If H2testw managed to successfully write every byte on the disk without issue then the capacity is real. It should have also given you a average write & verify (read) speed result while it was doing the test. Take screenshots and move onto the next steps.

SD Card Formatter

If you’re using an SD card, it’s definitely worth formatting using the SD Card Formatter tool from SD Association website. If the drive needs a format, this is reliable way to do it. I also like to run diskpart and clean the drive before doing a format.


Press Start (Windows 10) and type cmd which should result to Command Prompt. Right click and run as an administrator. Step 1) Type “diskpart” in the terminal and it should run. I’ll be basic with the instructions on this, but I recommend looking at a few YouTube videos of this command line tool if this is the first time you’re using it. Any wrong move and you might format important drives.

Step 2) list disk

You’ll get a nice list of all the disks connected to the system. Look for the one that is your drive you’re dealing with. Usually you can tell as it’s the last connected drive and matches the capacity.

Step 3) “select disk x(where x is your USB key)

Step 4) “clean”

HD Tune Pro

This program basically does what CrystalDiskMark does but gives some more information. I like to do a read/write tests without the drive being mounted (first tab). Take screenshots of both the read and write test.

Format the drive using SD Card Formatter / diskpart / Disk Management console.

If you’re formatting an SD card; use SD Card Formatter above. If it’s a normal disk or USB drive, you can use Disk Management to create preferred partitions or use diskpart again, repeat the steps above, but continue below.

Step 5) “create part primary”

Step 6) “select part 1”

step 7) “active”


Storage manufactures are basically falsely advertising by using a different form of measurement of bytes thus resulting in different outcome for what is the true capacity of the drive.
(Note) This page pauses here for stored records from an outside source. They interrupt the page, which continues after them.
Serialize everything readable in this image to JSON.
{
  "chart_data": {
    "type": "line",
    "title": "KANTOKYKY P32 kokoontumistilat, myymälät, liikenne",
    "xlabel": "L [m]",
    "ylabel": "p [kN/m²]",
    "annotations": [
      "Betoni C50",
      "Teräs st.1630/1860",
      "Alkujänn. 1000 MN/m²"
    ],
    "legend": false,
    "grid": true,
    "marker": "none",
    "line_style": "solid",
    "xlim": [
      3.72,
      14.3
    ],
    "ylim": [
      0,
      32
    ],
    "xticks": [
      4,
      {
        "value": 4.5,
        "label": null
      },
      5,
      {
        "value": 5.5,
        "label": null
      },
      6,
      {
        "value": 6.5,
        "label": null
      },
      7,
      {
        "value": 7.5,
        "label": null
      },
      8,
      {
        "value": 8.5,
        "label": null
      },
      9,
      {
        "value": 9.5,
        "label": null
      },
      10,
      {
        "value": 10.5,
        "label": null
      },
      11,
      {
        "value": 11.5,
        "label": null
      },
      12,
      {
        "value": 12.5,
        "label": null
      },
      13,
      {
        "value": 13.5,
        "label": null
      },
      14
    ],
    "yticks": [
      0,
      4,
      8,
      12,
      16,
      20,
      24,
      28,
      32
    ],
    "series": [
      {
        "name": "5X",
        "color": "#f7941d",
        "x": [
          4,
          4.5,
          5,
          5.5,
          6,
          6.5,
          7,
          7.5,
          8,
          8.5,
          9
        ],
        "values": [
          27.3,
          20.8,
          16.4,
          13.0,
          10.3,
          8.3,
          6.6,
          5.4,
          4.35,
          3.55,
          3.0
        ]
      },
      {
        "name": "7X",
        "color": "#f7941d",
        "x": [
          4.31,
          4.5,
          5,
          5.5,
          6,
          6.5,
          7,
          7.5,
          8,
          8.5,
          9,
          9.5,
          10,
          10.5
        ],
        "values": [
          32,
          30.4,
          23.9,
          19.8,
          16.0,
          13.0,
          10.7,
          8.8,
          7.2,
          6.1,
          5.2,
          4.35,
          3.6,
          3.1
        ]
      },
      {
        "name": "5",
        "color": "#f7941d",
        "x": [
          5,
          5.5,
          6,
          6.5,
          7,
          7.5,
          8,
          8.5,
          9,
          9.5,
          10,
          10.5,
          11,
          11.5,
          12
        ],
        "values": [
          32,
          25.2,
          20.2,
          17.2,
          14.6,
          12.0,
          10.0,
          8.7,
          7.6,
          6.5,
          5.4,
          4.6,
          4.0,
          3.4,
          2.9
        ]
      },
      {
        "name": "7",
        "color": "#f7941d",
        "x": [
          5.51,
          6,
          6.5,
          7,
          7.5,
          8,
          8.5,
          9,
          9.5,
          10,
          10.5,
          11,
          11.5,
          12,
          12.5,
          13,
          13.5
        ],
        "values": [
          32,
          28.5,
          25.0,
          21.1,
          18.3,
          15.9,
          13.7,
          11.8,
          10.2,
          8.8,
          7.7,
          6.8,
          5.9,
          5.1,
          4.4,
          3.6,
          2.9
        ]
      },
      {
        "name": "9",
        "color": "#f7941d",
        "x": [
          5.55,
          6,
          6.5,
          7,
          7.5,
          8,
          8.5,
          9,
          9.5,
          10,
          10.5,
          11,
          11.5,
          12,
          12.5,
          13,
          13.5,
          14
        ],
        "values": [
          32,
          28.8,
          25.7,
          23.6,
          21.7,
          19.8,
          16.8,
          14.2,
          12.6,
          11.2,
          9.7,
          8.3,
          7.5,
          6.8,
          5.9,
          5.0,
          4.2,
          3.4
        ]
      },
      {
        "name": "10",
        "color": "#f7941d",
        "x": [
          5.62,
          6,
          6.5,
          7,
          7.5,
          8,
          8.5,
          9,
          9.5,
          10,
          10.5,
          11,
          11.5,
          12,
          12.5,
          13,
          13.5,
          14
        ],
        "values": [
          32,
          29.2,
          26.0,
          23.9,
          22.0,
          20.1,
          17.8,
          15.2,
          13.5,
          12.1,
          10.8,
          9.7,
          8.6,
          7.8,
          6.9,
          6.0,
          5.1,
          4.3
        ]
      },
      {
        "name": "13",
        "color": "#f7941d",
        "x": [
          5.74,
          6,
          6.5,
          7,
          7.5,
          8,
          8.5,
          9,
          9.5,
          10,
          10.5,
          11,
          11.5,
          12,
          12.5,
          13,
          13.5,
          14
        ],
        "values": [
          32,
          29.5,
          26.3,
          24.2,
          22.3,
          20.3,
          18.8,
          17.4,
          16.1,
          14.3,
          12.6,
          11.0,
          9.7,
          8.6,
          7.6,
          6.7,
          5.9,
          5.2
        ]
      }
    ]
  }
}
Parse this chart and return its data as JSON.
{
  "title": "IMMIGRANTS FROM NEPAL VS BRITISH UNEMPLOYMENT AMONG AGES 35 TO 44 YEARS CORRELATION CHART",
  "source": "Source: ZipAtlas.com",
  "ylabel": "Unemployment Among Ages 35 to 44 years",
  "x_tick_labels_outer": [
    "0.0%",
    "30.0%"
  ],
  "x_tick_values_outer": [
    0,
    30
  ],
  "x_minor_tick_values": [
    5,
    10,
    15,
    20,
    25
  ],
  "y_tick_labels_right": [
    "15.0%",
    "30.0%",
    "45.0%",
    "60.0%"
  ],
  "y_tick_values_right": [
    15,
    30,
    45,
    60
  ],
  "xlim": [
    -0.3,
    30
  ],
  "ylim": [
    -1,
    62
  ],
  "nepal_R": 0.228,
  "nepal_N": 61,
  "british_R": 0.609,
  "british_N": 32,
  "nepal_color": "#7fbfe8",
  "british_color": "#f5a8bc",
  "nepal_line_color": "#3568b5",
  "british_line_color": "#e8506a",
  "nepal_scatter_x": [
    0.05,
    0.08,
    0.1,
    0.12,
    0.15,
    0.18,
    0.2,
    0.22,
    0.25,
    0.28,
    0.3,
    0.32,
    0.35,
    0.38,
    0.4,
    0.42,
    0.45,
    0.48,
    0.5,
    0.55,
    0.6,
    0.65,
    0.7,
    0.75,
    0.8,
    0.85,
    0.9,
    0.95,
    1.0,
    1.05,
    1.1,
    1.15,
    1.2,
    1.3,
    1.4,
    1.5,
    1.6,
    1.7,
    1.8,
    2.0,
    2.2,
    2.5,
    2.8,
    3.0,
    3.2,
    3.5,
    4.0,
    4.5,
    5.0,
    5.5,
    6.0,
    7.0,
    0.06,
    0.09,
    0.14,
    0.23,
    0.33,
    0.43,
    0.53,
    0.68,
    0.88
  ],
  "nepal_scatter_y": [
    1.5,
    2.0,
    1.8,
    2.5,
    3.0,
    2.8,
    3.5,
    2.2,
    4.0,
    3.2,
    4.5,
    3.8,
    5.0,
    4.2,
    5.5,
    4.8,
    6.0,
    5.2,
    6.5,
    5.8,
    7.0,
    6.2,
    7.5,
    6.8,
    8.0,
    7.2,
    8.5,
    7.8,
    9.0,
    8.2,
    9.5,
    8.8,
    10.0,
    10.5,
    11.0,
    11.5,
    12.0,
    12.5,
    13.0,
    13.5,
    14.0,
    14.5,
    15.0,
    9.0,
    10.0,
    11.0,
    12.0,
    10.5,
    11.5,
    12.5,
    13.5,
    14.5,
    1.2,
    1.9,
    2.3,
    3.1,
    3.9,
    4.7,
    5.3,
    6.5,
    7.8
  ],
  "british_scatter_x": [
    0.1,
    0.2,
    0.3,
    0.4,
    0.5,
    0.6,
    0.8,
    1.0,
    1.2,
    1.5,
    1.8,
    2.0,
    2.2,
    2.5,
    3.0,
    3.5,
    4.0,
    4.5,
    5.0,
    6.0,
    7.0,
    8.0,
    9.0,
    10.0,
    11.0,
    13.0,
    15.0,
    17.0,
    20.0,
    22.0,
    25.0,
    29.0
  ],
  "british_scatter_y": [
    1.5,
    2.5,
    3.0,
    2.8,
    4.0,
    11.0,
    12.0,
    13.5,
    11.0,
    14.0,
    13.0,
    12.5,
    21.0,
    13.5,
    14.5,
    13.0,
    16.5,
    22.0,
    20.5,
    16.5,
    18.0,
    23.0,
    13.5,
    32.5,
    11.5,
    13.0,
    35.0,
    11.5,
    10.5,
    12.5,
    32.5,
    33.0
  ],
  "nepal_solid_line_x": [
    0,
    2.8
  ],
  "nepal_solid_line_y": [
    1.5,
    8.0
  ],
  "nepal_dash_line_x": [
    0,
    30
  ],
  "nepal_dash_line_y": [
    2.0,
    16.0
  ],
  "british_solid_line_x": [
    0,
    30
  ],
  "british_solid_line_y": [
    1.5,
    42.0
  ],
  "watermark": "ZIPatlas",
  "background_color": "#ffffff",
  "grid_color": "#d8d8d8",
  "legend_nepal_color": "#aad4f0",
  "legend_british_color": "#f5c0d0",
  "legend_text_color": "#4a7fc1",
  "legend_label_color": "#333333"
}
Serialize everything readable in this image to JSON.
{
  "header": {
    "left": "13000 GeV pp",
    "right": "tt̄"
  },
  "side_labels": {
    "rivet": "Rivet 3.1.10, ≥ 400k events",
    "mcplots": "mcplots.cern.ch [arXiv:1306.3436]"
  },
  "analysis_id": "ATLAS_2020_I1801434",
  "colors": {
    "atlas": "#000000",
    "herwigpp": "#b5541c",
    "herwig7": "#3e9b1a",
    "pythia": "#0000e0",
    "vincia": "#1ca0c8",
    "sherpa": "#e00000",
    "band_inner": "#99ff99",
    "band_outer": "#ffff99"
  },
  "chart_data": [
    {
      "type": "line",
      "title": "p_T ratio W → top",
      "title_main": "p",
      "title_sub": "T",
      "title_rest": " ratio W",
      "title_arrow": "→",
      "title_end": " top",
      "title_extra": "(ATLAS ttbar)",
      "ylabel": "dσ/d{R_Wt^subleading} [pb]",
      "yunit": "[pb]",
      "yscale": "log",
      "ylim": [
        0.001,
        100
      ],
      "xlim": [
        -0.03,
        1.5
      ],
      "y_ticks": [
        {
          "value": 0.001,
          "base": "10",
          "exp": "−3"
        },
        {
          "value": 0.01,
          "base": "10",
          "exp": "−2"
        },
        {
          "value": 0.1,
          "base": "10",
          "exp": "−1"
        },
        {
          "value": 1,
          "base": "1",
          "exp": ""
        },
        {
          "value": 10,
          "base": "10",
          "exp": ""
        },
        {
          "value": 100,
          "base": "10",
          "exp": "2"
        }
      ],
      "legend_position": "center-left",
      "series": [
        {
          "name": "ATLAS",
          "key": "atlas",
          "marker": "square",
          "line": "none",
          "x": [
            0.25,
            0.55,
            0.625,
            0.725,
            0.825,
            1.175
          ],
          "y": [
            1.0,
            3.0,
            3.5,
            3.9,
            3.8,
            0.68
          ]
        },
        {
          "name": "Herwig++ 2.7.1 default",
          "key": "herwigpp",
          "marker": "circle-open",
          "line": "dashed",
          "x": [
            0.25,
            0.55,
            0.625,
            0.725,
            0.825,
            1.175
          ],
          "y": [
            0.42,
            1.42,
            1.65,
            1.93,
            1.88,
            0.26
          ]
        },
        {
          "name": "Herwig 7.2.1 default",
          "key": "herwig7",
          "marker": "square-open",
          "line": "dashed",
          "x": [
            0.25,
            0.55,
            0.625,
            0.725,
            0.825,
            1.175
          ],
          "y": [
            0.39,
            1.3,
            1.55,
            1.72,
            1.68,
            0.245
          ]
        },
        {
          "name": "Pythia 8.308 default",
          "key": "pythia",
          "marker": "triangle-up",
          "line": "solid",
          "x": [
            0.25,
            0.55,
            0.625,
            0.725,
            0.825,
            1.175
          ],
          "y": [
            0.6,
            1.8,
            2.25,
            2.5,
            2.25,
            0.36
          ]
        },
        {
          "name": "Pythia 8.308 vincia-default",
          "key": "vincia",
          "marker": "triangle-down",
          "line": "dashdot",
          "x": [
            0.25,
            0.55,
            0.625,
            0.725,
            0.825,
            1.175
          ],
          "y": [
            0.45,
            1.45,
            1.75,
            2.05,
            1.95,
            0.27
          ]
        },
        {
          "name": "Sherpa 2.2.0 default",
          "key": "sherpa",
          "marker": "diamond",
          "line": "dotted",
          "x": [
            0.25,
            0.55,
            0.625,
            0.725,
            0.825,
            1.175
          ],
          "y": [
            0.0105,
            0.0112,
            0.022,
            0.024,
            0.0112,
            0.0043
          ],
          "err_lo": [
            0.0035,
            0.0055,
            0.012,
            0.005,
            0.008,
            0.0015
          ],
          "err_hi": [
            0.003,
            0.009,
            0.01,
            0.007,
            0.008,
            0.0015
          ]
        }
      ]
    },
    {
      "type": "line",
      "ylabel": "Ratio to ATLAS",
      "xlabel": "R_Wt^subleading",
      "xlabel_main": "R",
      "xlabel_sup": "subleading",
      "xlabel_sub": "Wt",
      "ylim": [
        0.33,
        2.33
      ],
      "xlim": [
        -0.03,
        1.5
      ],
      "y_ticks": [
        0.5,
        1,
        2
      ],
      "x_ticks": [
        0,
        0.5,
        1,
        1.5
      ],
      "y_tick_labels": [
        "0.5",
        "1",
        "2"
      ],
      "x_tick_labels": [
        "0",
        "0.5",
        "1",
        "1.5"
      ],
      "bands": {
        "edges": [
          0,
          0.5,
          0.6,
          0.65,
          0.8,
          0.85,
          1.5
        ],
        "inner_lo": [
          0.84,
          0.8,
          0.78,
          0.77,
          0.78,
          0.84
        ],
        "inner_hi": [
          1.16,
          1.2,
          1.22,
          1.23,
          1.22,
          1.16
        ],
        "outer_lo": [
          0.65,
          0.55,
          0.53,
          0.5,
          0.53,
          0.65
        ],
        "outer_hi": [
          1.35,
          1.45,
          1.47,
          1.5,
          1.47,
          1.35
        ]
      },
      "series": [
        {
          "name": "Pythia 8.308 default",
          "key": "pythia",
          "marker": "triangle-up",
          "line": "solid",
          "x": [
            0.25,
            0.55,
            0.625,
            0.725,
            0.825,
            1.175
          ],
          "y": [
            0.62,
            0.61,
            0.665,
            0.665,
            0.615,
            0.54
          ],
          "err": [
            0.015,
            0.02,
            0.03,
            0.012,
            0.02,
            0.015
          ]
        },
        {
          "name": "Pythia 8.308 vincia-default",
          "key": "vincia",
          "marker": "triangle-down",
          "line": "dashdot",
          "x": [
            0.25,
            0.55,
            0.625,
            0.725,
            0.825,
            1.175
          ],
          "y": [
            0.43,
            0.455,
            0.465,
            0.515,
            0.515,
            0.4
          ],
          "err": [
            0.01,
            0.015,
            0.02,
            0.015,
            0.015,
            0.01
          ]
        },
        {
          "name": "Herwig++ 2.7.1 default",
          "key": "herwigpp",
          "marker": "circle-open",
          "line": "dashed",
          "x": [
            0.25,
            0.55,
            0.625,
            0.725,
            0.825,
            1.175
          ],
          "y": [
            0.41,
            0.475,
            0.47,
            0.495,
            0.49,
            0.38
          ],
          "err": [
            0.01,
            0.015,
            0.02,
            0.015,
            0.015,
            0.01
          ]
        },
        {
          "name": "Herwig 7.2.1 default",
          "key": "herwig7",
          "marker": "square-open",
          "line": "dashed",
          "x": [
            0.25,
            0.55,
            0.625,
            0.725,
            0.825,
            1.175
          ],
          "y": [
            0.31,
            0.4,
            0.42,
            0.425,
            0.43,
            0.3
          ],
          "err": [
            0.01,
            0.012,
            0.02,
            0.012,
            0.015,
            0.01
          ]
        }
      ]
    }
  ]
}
To be as simple as possible. 1 GB to them is 0.9313 GB.

So an advertised 1TB would be 931.32GB on your computer as available storage. If you’re getting even less than this then the capacity is basically missing.

Here’s some useful information:

Why a hard drive has less storage space than promised?

Convert byte to gigabyte – Conversion of Measurement Units

SSD is 256 gb but only showing 238 gb? | Tom’s Hardware Forum


Using various software and tools mentioned above you can collect enough results to determine the true capacity and speed. There are more tools. There is more things to know, but for now this is it.